The All-Star nominee, speaking to WLRfm in the wake of Sunday night’s win over Fourmilewater, is looking forward to taking on Tallow, cognisant that the Gunners have rarely hurled in cruise control this season.
“We’ll be putting everything into it, because you never know, your career could be over in four or five years’ time so we want to make the most of this now. I remember being beaten by Tallow in a quarter-final a few years ago, and as I’ve said previously, they’re probably the form team in the Championship, coming good at the right time. We haven’t really set fire this year in terms of the type of hurling we were producing last year but I suppose we’ve been getting results and that’s the main thing.”
While Philip’s line about Tallow’s form might be seen as a traditional pre-match fop to the opposition, such an observation is not without its merits. In two lightening fast passages of play in both their quarter-final and semi-final wins over Dungarvan and Ballyduff Upper, Tallow demonstrated a weapon they’ve not always had at their disposal: finishing power.
Thomas Ryan has, at times, looked a man reborn in attack this year, hurling with the sort of incisiveness that made him such a standout performer in Waterford’s 2009 Under-21 Championship campaign.
And he’s not been alone in the scoring stakes, with promising minor Ryan Grey, along with William Henley, Evan Sheehan and Paul Kearney all regularly contributing to the Bridesiders’ tallies throughout the campaign. And when you’ve an attack with four forwards scoring regularly, then you’ve always got a chance.
Consider too that Tallow have found the net 11 times in this year’s Championship: proof positive that they do pose a genuine threat inside the 21-metre line.
But what they have to do is produce more sustained levels of offensive ingenuity, and force Mahony and Ian Kenny into uncomfortable areas.
And unless they can reproduce the two-goal heroics of the closing moments against Dungarvan in a two to three-minute spell of devastating play, getting past Ballygunner looks like a tall order. But this is no home and hosed job for the holders by any means.
The venue will surely help the Gunners too. If this decider was being played in Fraher Field, a ground Tallow are altogether more familiar with than Walsh Park, then the odds on an upset would be considerably shorter.
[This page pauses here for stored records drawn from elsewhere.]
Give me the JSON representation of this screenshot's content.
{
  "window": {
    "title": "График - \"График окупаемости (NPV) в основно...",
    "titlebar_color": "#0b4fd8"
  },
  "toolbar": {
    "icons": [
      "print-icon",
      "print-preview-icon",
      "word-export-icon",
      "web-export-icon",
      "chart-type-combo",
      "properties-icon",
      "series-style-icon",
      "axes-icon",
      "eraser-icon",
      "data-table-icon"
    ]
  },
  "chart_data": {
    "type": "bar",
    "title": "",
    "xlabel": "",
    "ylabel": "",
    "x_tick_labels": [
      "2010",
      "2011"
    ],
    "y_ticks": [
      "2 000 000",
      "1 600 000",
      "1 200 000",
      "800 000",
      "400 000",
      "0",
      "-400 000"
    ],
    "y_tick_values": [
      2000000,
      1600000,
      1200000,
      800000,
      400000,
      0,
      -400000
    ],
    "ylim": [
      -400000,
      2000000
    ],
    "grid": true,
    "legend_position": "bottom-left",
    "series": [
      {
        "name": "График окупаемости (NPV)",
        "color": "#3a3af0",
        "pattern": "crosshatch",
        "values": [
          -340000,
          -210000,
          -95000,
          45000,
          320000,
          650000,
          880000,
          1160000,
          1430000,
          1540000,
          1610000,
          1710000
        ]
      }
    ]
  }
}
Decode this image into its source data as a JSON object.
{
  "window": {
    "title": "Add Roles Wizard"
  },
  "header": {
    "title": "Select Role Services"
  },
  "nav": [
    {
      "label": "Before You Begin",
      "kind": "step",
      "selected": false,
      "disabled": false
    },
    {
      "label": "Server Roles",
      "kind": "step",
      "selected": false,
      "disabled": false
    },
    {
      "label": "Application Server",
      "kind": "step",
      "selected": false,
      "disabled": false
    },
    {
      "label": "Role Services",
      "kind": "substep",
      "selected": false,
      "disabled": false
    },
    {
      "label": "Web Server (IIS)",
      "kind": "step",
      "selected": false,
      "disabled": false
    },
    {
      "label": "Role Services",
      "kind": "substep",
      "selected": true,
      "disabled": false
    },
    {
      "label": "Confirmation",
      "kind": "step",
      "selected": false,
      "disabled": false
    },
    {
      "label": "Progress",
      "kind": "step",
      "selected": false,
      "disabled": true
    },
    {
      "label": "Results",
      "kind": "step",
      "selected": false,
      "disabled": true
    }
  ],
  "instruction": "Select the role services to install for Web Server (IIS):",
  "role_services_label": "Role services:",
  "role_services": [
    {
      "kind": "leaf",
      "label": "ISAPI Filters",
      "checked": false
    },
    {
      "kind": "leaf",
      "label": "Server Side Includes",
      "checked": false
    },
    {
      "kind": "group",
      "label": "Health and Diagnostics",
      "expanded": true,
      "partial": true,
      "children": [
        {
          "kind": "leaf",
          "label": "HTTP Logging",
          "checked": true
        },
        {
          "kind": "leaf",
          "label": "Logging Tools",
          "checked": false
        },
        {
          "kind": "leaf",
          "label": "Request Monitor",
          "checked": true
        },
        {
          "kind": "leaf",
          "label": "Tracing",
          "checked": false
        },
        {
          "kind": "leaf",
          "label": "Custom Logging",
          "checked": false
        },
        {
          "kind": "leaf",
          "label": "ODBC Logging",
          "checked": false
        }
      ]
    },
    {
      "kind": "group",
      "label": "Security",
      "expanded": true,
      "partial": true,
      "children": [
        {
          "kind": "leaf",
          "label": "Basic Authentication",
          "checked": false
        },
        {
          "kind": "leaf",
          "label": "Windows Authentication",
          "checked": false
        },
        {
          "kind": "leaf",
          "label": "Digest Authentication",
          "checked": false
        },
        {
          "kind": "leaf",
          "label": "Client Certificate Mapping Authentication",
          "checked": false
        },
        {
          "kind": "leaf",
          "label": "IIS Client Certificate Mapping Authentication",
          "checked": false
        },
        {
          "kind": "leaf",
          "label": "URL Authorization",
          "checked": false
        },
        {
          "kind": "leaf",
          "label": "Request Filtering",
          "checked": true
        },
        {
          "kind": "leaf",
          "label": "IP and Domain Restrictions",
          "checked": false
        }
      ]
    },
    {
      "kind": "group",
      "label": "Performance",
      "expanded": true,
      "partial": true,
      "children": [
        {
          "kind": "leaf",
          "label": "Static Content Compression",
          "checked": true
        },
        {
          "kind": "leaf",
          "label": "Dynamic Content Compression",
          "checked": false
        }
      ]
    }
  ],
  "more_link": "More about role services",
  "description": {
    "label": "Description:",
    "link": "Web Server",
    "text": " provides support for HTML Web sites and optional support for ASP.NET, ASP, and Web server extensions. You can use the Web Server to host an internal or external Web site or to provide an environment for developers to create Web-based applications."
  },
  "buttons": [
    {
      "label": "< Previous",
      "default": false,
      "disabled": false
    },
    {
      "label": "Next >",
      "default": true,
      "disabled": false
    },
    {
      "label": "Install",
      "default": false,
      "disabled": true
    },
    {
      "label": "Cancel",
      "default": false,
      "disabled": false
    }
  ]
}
Routine is, after all, a huge element in any player’s matchday preparation. Tallow will be forced to travel good and early on Sunday morning to loosen up the limbs after the spin from the west.
In contrast, Ballygunner will have the option of a pre-noon puck around on their own pitch before making the short drive to Keane’s Road on what is effectively home terrain. And these little details can and do tend to matter.
Tallow haven’t tasted senior glory since their back-to-back victories in 1984 and 85 and when they last reached the final in 2011, they suffered a 14-point defeat to Ballygunner.
While one doesn’t anticipate anything so one-sided this Sunday, history and geography favours the holders in a city ground. So expect Ballygunner to retain their crown this Sunday, but not without some difficulty from a Tallow side worthy of their place in the biggest match of the Deise club calendar.